Кеша слушал её внимательно, однако замешкался с ответом, потому что смотрел на мужиков, сидящих в проходе на узлах. Один из них наливал дешёвую водку из плавно раскачивающейся бутылки в подставленный пластмассовый раскачивающийся стакан.
– Ну, хрюкнем! – бодро говорил он каждый раз.

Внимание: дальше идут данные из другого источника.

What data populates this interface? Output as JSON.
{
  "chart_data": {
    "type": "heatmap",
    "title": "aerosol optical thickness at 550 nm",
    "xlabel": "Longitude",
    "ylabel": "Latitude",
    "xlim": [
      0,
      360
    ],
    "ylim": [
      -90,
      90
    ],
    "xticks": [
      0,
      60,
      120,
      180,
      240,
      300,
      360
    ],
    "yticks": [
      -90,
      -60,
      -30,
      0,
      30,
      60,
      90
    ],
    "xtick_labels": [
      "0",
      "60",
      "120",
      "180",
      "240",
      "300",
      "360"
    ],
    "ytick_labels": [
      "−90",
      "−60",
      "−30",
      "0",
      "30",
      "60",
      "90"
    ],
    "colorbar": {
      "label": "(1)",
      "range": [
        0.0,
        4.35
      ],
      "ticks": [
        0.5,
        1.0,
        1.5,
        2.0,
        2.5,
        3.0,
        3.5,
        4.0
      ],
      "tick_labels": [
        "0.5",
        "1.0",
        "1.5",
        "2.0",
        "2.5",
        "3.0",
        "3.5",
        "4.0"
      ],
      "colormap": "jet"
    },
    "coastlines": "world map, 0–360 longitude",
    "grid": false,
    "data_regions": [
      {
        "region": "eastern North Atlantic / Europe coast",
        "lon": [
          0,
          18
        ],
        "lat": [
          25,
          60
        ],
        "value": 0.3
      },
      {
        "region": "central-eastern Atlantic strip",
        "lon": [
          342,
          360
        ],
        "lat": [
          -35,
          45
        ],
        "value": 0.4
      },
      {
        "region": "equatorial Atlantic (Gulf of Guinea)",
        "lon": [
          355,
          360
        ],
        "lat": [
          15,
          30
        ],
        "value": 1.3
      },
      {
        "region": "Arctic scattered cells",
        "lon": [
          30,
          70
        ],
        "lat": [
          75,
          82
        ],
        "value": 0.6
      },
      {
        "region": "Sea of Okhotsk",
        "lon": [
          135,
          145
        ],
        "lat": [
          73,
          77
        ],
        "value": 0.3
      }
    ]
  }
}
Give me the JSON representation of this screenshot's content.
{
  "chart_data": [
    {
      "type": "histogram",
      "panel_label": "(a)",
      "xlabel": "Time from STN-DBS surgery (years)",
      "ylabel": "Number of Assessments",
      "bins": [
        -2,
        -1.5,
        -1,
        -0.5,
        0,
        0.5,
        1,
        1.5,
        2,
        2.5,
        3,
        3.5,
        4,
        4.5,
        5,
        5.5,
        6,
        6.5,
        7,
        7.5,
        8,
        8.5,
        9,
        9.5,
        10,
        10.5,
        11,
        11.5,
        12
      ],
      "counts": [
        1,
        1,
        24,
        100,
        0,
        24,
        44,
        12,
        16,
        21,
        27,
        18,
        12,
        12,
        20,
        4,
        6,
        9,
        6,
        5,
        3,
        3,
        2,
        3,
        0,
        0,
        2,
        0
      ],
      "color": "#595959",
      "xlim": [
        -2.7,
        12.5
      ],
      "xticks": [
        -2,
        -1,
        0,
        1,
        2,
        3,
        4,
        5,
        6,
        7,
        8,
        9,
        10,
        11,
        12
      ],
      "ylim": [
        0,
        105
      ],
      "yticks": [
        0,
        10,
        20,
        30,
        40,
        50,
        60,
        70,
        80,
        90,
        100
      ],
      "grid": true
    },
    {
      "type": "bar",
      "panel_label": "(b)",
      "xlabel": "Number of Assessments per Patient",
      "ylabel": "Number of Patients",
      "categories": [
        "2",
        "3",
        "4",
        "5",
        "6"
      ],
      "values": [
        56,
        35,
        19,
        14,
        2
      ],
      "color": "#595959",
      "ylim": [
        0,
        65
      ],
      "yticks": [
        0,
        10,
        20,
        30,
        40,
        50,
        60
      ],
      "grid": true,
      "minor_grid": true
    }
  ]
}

И ждал потом, чтобы налить в этот же стакан опять. При этом не проливалось ни капли.
Молодой монах на заднем сиденье старался не глядеть на них, разместившихся прямо у его ног, прикрытых рясой.
– Эй! Замёрз? – мужик, сочувствуя, протянул стакан с водкой и ему. – На, согрейся! Одёжа-то у тебя хоть и стёганая, парень, а всё не теплей туркменского халата. Прими! А чего? Не боись, потом замолишь. Ты же умеешь.
Монах покачал головой, отказываясь, и затянул бельевую верёвку, которой был подпоясан, потуже.
– …Дом продать вам надо? – вспомнил Кеша про Уховёртку.
Он вдруг поразился её бестолковости:
– Не понимаю, как можно так легкомысленно относиться к ответственному делу. Тут до парадокса один шаг! Вы же, как проницательный человек, должны знать: купля и продажа – занятие исключительно мужское! Сугубо.
Она не ответила, потому что нагнулась, чтобы подобрать оброненную варежку, и теперь пыталась нашарить её где-то под сиденьем.